No había una verdadera revolución allí, por el momento, sino solo lo que Gorki describiría más tarde como un tumulto campesino.
– ¿Por qué el zar no trae tropas del frente para restaurar el orden? -preguntó Yúriev, y yo averigüé más tarde, por Sergio, que el general Alexéiev, que servía como jefe del Estado Mayor de Niki, temía que si enviaba a sus tropas lo único que pasaría es que perderían la disciplina y se unirían al motín, y entonces todo estaría perdido.

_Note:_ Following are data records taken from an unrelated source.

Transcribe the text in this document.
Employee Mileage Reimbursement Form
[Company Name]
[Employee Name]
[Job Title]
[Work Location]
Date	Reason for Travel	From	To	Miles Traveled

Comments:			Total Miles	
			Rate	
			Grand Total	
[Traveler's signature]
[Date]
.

Por rodas las calles andaban hombres con espadas, bayonetas, cuchillos de carnicero, revólveres, palos… y nosotros, cinco pisos por encima de la masa de gente, oíamos el eco de los gritos, disparos, cristales rotos. El jefe del Distrito Militar de Petrogrado había intentado enviar un regimiento leal al régimen al Palacio de Invierno, pero allí, después de abrirse camino por las calles, encontraron que no los dejaban pasar los sirvientes con librea por orden del hermano de Niki, Miguel, a quien preocupaba que los hombres ensuciaran con sus botas el suelo del palacio y rompieran la porcelana, de modo que las tropas, desmoralizadas, se limitaron a unirse a la multitud. Fue una comedia de los errores, como un ballet mal ensayado, en el cual los bailarines, no acostumbrados a verse unos a otros con sus nuevos trajes y sin seguridad alguna en sus pasos, iban tropezando y dándose empujones unos a otros y acababan cayendo.